2015.10.29

「嗅覚」が生んだ劇的決勝弾。東洋大が首位日体大を下し昇格へ望みをつなぐ/関東大学リーグ2部第19節

文=吉本一生(スポーツ東洋)

 首位・日本体育大学に2-1で劇的勝利。84分に同点弾を許し暗雲が漂ったが、アディショナルタイムに途中出場のFW佐藤仁紀がネットを揺らし1部昇格へ望みをつないだ。この日、敗れた日体大は2部優勝を決め、残り一つの昇格枠は関東学院大学、筑波大学、東洋大学の3校で争うこととなった。

 後半開始から勢いをもって前に出てきた日体大の攻撃をいなし、一気にカウンター。59分、FW仙頭啓矢のスルーパスにFW遊馬将也が抜けだす。DFを切り返しで振りきるとペナルティーエリア内へ走りこんできたMF田中舟汰郎へ。田中が落ち着いて仕留め、待望の先制点を手にする。しかし63分、遊馬が自陣ペナルティーエリア内でファウルを取られPKを与えてしまう。絶体絶命の場面でチームを救ったのはGK沖野泰斗だった。相手が蹴るまでどっしりと構え、冷静にシュートをストップ。「本当に成長した選手」と古川毅監督も評価するように、PK以外にもビッグセーブを連発した。

「沖野がしっかり止めてくれたので、そのまま逃げきるか、相手が前に出てきたところで追加点を奪いたかった」。84分、勝利がすぐそこまで近づいてきた中での失点に、監督は悔しそうに唇をかんだ。CKから一瞬の隙をつかれ同点に。16勝1分1敗と圧倒的な成績で首位をひた走る日体大の底力を見せつけられた。しかし、今季最後の朝霞グラウンドでの試合は、最後の最後までドラマが用意されていた。

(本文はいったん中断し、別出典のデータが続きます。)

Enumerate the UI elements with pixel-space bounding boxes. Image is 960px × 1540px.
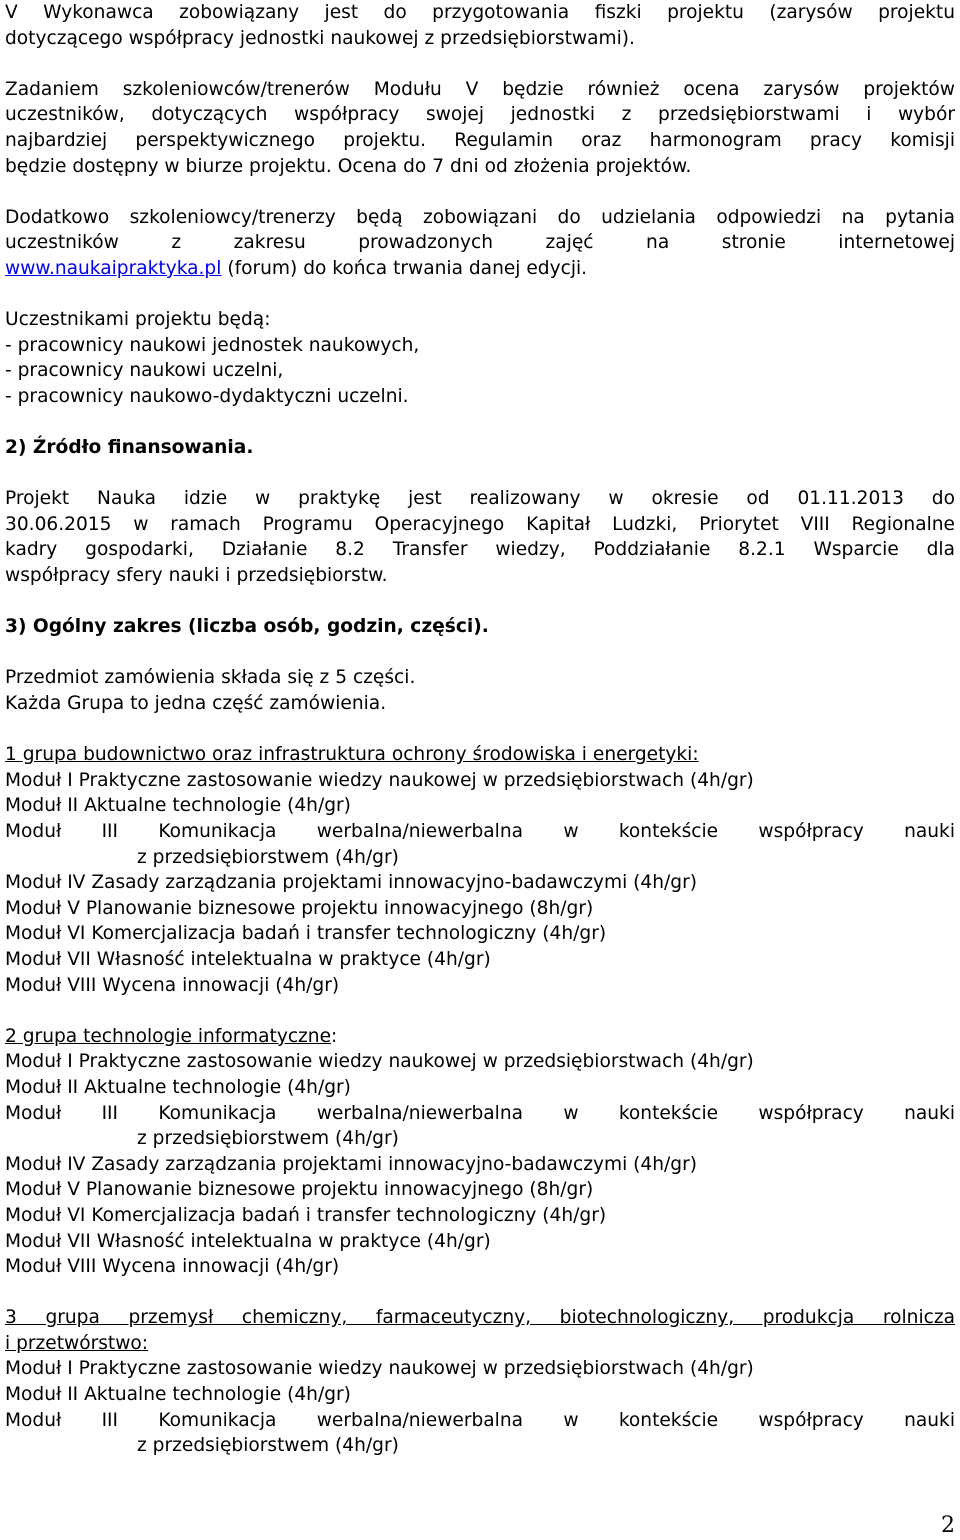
paragraph-line: uczestników, dotyczących współpracy swojej jednostki z przedsiębiorstwami i wybór	[5, 104, 955, 126]
group-title-text: 1 grupa budownictwo oraz infrastruktura ochrony środowiska i energetyki:	[5, 744, 699, 766]
module-item: Moduł II Aktualne technologie (4h/gr)	[5, 1076, 351, 1098]
module-item-continuation: z przedsiębiorstwem (4h/gr)	[137, 1128, 399, 1150]
module-item: Moduł III Komunikacja werbalna/niewerbalna w kontekście współpracy nauki	[5, 821, 955, 842]
paragraph-line: najbardziej perspektywicznego projektu. Regulamin oraz harmonogram pracy komisji	[5, 129, 955, 151]
module-item: Moduł VII Własność intelektualna w praktyce (4h/gr)	[5, 1230, 491, 1252]
paragraph-line: Przedmiot zamówienia składa się z 5 części.	[5, 667, 416, 689]
paragraph-line: 30.06.2015 w ramach Programu Operacyjnego Kapitał Ludzki, Priorytet VIII Regionalne	[5, 513, 955, 535]
module-item-continuation: z przedsiębiorstwem (4h/gr)	[137, 846, 399, 868]
section-heading: 2) Źródło finansowania.	[5, 437, 254, 459]
module-item: Moduł VI Komercjalizacja badań i transfer technologiczny (4h/gr)	[5, 1204, 607, 1226]
module-item: Moduł IV Zasady zarządzania projektami innowacyjno-badawczymi (4h/gr)	[5, 1153, 697, 1175]
group-title	[5, 1024, 955, 1050]
module-item: Moduł I Praktyczne zastosowanie wiedzy naukowej w przedsiębiorstwach (4h/gr)	[5, 769, 754, 791]
module-item: Moduł V Planowanie biznesowe projektu innowacyjnego (8h/gr)	[5, 897, 594, 919]
page-number: 2	[941, 1513, 955, 1538]
section-heading: 3) Ogólny zakres (liczba osób, godzin, części).	[5, 616, 489, 638]
paragraph-line: uczestników z zakresu prowadzonych zajęć na stronie internetowej	[5, 232, 955, 254]
group-title-suffix: :	[331, 1025, 338, 1047]
paragraph-line	[5, 256, 955, 282]
module-item-continuation: z przedsiębiorstwem (4h/gr)	[137, 1435, 399, 1457]
module-item: Moduł III Komunikacja werbalna/niewerbalna w kontekście współpracy nauki	[5, 1102, 955, 1124]
participants-heading: Uczestnikami projektu będą:	[5, 309, 271, 331]
group-title	[5, 1305, 955, 1331]
module-item: Moduł VIII Wycena innowacji (4h/gr)	[5, 1256, 340, 1278]
group-title	[5, 1331, 955, 1357]
module-item: Moduł V Planowanie biznesowe projektu innowacyjnego (8h/gr)	[5, 1179, 594, 1201]
module-item: Moduł III Komunikacja werbalna/niewerbalna w kontekście współpracy nauki	[5, 1409, 955, 1431]
participant-item: - pracownicy naukowi uczelni,	[5, 360, 284, 382]
module-item: Moduł VII Własność intelektualna w praktyce (4h/gr)	[5, 948, 491, 970]
paragraph-line: Dodatkowo szkoleniowcy/trenerzy będą zobowiązani do udzielania odpowiedzi na pytania	[5, 206, 955, 228]
paragraph-line: Każda Grupa to jedna część zamówienia.	[5, 693, 387, 715]
paragraph-line: V Wykonawca zobowiązany jest do przygotowania fiszki projektu (zarysów projektu	[5, 2, 955, 23]
paragraph-line: dotyczącego współpracy jednostki naukowej z przedsiębiorstwami).	[5, 27, 635, 49]
module-item: Moduł I Praktyczne zastosowanie wiedzy naukowej w przedsiębiorstwach (4h/gr)	[5, 1358, 754, 1380]
paragraph-line: współpracy sfery nauki i przedsiębiorstw.	[5, 565, 388, 587]
website-link[interactable]: www.naukaipraktyka.pl	[5, 257, 222, 279]
participant-item: - pracownicy naukowi jednostek naukowych,	[5, 334, 420, 356]
group-title-text: i przetwórstwo:	[5, 1332, 149, 1354]
group-title	[5, 742, 955, 768]
module-item: Moduł II Aktualne technologie (4h/gr)	[5, 795, 351, 817]
link-suffix: (forum) do końca trwania danej edycji.	[221, 257, 588, 279]
paragraph-line: Zadaniem szkoleniowców/trenerów Modułu V będzie również ocena zarysów projektów	[5, 78, 955, 100]
paragraph-line: kadry gospodarki, Działanie 8.2 Transfer wiedzy, Poddziałanie 8.2.1 Wsparcie dla	[5, 539, 955, 561]
group-title-text: 2 grupa technologie informatyczne	[5, 1025, 332, 1047]
participant-item: - pracownicy naukowo-dydaktyczni uczelni.	[5, 385, 409, 407]
paragraph-line: Projekt Nauka idzie w praktykę jest realizowany w okresie od 01.11.2013 do	[5, 488, 955, 510]
module-item: Moduł I Praktyczne zastosowanie wiedzy naukowej w przedsiębiorstwach (4h/gr)	[5, 1051, 754, 1073]
document-page	[5, 0, 955, 1459]
module-item: Moduł VI Komercjalizacja badań i transfer technologiczny (4h/gr)	[5, 923, 607, 945]
paragraph-line: będzie dostępny w biurze projektu. Ocena do 7 dni od złożenia projektów.	[5, 155, 692, 177]
module-item: Moduł II Aktualne technologie (4h/gr)	[5, 1384, 351, 1406]
module-item: Moduł VIII Wycena innowacji (4h/gr)	[5, 974, 340, 996]
group-title-text: 3 grupa przemysł chemiczny, farmaceutyczny, biotechnologiczny, produkcja rolnicza	[5, 1307, 955, 1329]
module-item: Moduł IV Zasady zarządzania projektami innowacyjno-badawczymi (4h/gr)	[5, 872, 697, 894]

 試合終盤投入された2人が大仕事をやってのけた。この日も前線で走り続けた遊馬がボールを背負いキープし、ファールを受ける。すると仙頭が素早くリスタート。ペナルティーエリア内に走りこんだ小島にボールを送ると中央で待っていた佐藤へパス。フリーの佐藤が落ち着いてネットを揺らすと、朝霞グラウンドは歓喜の渦に包まれた。一瞬の出来事だった。前節、途中出場のMF小島正之介が怪我から復帰後初ゴールを決め、今節はその小島のアシストから同じく途中出場の佐藤が決めた。出番約5分で、ゴールへの「嗅覚」を爆発させた。「いつでも出られる準備をしていた」という佐藤。「できることなら全員スタメンで使ってあげたい」。監督も嬉しい悲鳴を挙げる。ピッチに立てるのは11人。1部昇格へ向かってチーム全員が自分の役割をしっかり理解している。

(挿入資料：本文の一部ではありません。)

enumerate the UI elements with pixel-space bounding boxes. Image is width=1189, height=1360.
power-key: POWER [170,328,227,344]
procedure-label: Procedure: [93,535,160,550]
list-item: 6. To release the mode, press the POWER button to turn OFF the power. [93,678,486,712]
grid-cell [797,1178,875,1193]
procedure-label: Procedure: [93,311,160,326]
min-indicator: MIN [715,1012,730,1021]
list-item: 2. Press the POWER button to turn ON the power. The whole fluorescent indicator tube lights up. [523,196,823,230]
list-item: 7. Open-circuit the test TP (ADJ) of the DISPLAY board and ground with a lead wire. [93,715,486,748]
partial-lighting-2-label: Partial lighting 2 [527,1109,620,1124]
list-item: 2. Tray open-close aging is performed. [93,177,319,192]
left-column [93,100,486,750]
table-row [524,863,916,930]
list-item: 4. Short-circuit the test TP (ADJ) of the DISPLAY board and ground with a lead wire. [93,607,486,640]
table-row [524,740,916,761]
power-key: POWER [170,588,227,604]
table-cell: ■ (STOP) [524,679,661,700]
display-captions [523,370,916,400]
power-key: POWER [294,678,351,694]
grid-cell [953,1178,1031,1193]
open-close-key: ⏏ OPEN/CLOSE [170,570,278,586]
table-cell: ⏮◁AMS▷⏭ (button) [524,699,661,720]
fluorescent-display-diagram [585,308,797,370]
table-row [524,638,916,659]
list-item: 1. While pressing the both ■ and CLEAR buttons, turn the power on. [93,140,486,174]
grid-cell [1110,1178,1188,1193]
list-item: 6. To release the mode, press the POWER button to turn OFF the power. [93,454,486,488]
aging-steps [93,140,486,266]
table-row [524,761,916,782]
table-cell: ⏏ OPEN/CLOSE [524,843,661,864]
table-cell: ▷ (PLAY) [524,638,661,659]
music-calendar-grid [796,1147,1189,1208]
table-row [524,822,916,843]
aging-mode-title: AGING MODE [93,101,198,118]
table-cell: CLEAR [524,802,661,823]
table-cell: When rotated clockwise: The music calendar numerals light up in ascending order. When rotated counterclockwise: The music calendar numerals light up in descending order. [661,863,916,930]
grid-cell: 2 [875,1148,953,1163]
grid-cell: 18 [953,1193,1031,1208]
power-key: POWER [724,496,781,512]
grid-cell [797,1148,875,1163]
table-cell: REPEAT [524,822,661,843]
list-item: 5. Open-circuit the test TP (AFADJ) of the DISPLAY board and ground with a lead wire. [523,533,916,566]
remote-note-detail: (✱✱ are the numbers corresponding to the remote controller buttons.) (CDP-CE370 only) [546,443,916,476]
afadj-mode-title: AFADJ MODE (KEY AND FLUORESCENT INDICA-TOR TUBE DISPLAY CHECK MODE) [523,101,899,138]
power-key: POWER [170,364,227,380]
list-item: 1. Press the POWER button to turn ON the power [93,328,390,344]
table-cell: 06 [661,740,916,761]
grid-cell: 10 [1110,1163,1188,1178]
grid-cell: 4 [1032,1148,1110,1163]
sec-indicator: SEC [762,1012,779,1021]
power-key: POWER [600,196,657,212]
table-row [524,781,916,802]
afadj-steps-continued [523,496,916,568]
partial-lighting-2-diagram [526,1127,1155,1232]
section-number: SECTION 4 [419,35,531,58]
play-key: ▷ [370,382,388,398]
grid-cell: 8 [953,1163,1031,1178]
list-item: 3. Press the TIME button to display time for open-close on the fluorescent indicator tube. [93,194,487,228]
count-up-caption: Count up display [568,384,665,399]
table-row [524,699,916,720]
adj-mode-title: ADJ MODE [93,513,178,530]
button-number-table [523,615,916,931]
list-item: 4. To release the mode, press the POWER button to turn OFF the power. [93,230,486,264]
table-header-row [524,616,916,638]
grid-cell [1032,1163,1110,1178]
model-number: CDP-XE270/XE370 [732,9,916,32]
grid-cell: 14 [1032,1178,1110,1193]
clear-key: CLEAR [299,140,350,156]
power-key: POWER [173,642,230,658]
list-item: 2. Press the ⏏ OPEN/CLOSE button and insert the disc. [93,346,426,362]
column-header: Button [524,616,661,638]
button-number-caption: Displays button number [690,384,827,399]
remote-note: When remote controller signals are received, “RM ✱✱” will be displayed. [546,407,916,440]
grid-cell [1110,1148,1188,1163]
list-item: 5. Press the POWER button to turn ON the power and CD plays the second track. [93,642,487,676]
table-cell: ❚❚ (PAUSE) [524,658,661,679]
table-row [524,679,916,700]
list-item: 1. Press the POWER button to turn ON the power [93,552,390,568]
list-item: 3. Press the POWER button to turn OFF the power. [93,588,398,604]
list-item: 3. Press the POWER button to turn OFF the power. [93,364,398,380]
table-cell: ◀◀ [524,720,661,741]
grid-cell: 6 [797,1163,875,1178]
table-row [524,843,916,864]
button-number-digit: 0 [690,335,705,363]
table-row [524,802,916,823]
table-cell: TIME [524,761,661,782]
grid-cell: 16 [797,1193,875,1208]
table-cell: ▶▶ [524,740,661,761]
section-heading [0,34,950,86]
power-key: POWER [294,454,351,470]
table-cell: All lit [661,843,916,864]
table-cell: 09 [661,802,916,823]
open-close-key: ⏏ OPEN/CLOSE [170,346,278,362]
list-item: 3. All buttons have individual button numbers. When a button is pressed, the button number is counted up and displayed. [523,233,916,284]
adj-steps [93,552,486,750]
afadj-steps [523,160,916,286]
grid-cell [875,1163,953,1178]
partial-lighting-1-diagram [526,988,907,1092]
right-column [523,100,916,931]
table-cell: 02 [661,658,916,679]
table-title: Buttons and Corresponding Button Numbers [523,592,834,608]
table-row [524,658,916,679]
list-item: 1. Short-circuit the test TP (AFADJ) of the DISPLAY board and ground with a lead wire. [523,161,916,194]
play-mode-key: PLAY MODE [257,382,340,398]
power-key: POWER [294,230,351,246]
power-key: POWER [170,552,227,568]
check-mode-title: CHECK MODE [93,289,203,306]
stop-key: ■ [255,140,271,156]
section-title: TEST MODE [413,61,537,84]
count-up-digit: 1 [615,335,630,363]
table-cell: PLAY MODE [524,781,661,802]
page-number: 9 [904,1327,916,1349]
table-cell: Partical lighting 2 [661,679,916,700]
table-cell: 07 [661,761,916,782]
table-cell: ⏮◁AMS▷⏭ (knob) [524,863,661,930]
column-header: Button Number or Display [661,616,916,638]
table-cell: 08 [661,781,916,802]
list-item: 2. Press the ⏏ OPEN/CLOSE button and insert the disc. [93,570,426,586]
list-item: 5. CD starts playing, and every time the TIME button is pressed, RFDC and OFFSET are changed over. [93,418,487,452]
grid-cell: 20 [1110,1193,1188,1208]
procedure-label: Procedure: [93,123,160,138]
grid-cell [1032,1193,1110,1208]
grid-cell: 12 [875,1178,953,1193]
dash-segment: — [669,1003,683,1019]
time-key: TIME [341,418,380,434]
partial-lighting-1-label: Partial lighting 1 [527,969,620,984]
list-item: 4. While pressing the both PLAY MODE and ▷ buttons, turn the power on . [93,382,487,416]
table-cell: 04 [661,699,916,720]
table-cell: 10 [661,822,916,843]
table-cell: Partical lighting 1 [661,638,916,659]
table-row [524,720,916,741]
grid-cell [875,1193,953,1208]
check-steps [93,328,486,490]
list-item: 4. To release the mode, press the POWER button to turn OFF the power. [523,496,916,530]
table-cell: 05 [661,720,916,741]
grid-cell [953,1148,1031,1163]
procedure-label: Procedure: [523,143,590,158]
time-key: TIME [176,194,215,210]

 敗れた日体大は2部優勝が決まり、残る昇格圏は一枠。残り3試合、可能性は3校に絞られた。勝点39の筑大、38の関学大、そして36の東洋大。ライバル2校は首位日体大との対戦を残し、東洋大は最終節に筑大との直接対決を控える。昇格争いは史上まれに見る混戦となった。まずは、次節の朝鮮大学校戦。前期は完敗を喫し、またエース遊馬を出場停止で欠くという不安材料もある。それでもそれ以上に期待できる明るい話題が今のチームには溢れている。悲願の一部昇格へ、勝つこと以外許されない戦いが続いていく。